С запада по небу плыли облака, тяжелые облака. Скоро пойдет дождь. Она набросила на голову капюшон и пожалела, что накидка так стара и местами совсем протерлась. Но денег было в обрез, только на самое необходимое. Иногда и на это не хватало.
Даже когда Герейнт приехал в Тегфан на похороны матери, она была готова принять его сторону, хотя он держался замкнуто, высокомерно и говорил только по-английски – как настоящий джентльмен. Она твердила себе, да и всем остальным, что он просто стеснителен, что ему нужно время. А еще она была готова в свои шестнадцать лет влюбиться в его красивое лицо и фигуру. Он оказался высоким и привлекательным юношей, к тому же внимательным. Но однажды он весьма ясно дал ей понять, что относится к ней ничуть не лучше, чем к какой-нибудь из своих лондонских шлюх. А на следующий день, когда она подумала, что он пришел к ним в дом извиниться, он подчеркнуто вел беседу только с ее отцом, а на нее не обращал внимания, если не считать одного холодного дерзкого взгляда.
Только теперь она поняла, что тогда они виделись в последний раз.

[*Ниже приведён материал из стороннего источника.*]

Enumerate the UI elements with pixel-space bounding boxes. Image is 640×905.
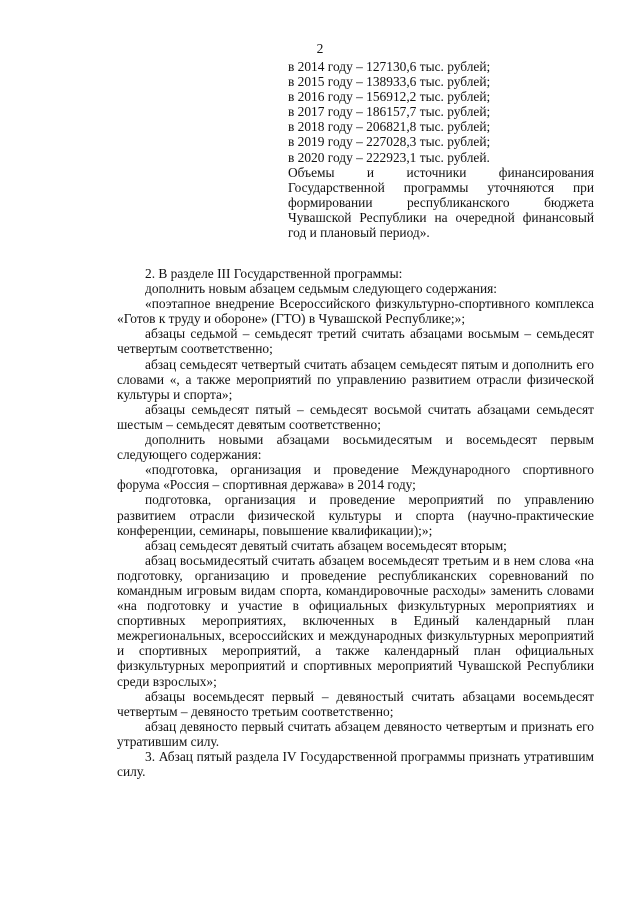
- paragraph: «поэтапное внедрение Всероссийского физкультурно-спортивного комплекса «Готов к труду и обороне» (ГТО) в Чувашской Республике;»;: [117, 296, 594, 327]
- paragraph: подготовка, организация и проведение мероприятий по управлению развитием отрасли физической культуры и спорта (научно-практические конференции, семинары, повышение квалификации);»;: [117, 492, 594, 538]
- financing-line: в 2019 году – 227028,3 тыс. рублей;: [288, 134, 491, 150]
- section-heading-paragraph: 3. Абзац пятый раздела IV Государственной программы признать утратившим силу.: [117, 749, 594, 780]
- financing-line: в 2015 году – 138933,6 тыс. рублей;: [288, 74, 491, 90]
- paragraph: абзац девяносто первый считать абзацем девяносто четвертым и признать его утратившим силу.: [117, 718, 594, 749]
- amendments-body: [117, 266, 594, 779]
- financing-block: [288, 59, 594, 240]
- financing-line: в 2016 году – 156912,2 тыс. рублей;: [288, 89, 491, 105]
- paragraph: абзац семьдесят четвертый считать абзацем семьдесят пятым и дополнить его словами «, а также мероприятий по управлению развитием отрасли физической культуры и спорта»;: [117, 356, 594, 402]
- paragraph: дополнить новыми абзацами восьмидесятым и восемьдесят первым следующего содержания:: [117, 432, 594, 463]
- paragraph: дополнить новым абзацем седьмым следующего содержания:: [145, 281, 497, 297]
- paragraph: абзац семьдесят девятый считать абзацем восемьдесят вторым;: [145, 537, 507, 553]
- paragraph: абзацы восемьдесят первый – девяностый считать абзацами восемьдесят четвертым – девяносто третьим соответственно;: [117, 688, 594, 719]
- paragraph: абзац восьмидесятый считать абзацем восемьдесят третьим и в нем слова «на подготовку, организацию и проведение республиканских соревнований по командным игровым видам спорта, командировочные расходы» заменить словами «на подготовку и участие в официальных физкультурных мероприятиях и спортивных мероприятиях, включенных в Единый календарный план межрегиональных, всероссийских и международных физкультурных мероприятий и спортивных мероприятий, а также календарный план официальных физкультурных мероприятий и спортивных мероприятий Чувашской Республики среди взрослых»;: [117, 552, 594, 689]
- financing-line: в 2018 году – 206821,8 тыс. рублей;: [288, 119, 491, 135]
- page-number: 2: [316, 41, 324, 56]
- financing-line: в 2017 году – 186157,7 тыс. рублей;: [288, 104, 491, 120]
- financing-line: в 2014 году – 127130,6 тыс. рублей;: [288, 59, 491, 74]
- paragraph: абзацы седьмой – семьдесят третий считать абзацами восьмым – семьдесят четвертым соответственно;: [117, 326, 594, 357]
- paragraph: «подготовка, организация и проведение Международного спортивного форума «Россия – спортивная держава» в 2014 году;: [117, 462, 594, 493]
- financing-line: в 2020 году – 222923,1 тыс. рублей.: [288, 149, 490, 165]
- financing-note: Объемы и источники финансирования Государственной программы уточняются при формировании республиканского бюджета Чувашской Республики на очередной финансовый год и плановый период».: [288, 164, 594, 241]
- section-heading-paragraph: 2. В разделе III Государственной программы:: [145, 266, 403, 281]
- paragraph: абзацы семьдесят пятый – семьдесят восьмой считать абзацами семьдесят шестым – семьдесят девятым соответственно;: [117, 401, 594, 432]
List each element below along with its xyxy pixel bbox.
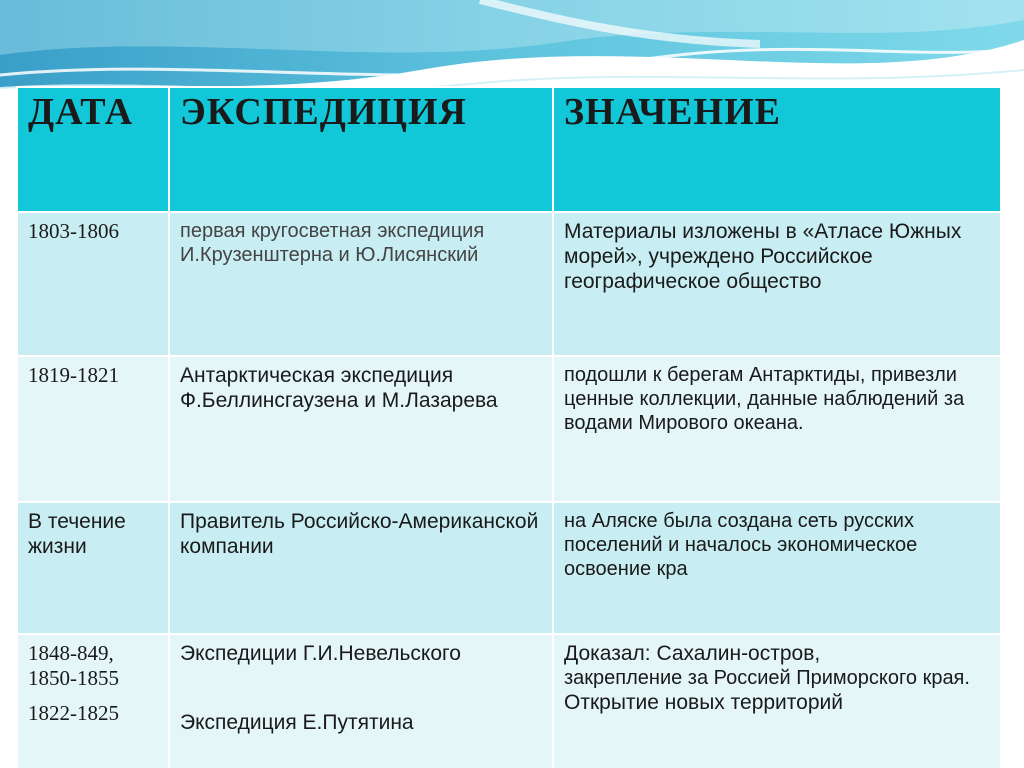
meaning-line: Доказал: Сахалин-остров, — [564, 642, 821, 665]
cell-meaning: на Аляске была создана сеть русских поселений и началось экономическое освоение кра — [553, 502, 1001, 634]
header-expedition: ЭКСПЕДИЦИЯ — [169, 87, 553, 212]
cell-date: 1819-1821 — [17, 356, 169, 502]
cell-date — [17, 634, 169, 768]
cell-meaning: Материалы изложены в «Атласе Южных морей», учреждено Российское географическое общество — [553, 212, 1001, 356]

Он отомстил за пощечину и неудовлетворенную похоть. Оставил без внимания ее унизительные мольбы спасти Юрвина. И Юрвин умер.
Герейнт Пендерин, граф Уиверн, убил ее мужа.
– Марджед, – задыхаясь, окликнула ее отставшая Сирис, – я не успеваю за тобой. Пойдешь тогда одна.
Марджед с виноватой улыбкой вновь умерила шаг. Сирис до сих пор верит, что граф Уиверн не получал ее писем. Но вдова не была готова простить его так легко.
А теперь он вернулся. Что ж, если он осмелится близко подойти к Тайгуину – хотя это его ферма, а ей лишь приходится платить ренту, – она знает, как устроить ему достойную встречу. Она будет ждать с нетерпением этой минуты. И все же лучше бы ему вообще не приезжать. Лучше бы ему до конца дней оставаться в Лондоне со своим богатством, важностью и английскими манерами.
– Ты в самом деле думаешь, что начнутся беспорядки? – с отчаянием в голосе поинтересовалась Сирис, ей очень хотелось, чтобы ее успокоили.
– Искренне надеюсь на это, – ответила Марджед. – Давно пора. В других районах Западного Уэльса так не медлят и не осторожничают, как мы. Возможно, приезд графа Уиверна хоть в одном будет полезен.
– Ребекка? – печально спросила Сирис.
– Если найдется смельчак выступить в ее роли, – сказала Марджед. – Я бы сама хотела, но ни один мужчина не согласится, чтобы Ребеккой была женщина. Смешно, правда? Я подумала, а что, если Алед…
– О Господи, нет! – взмолилась Сирис. – Хотя, конечно, мне все равно.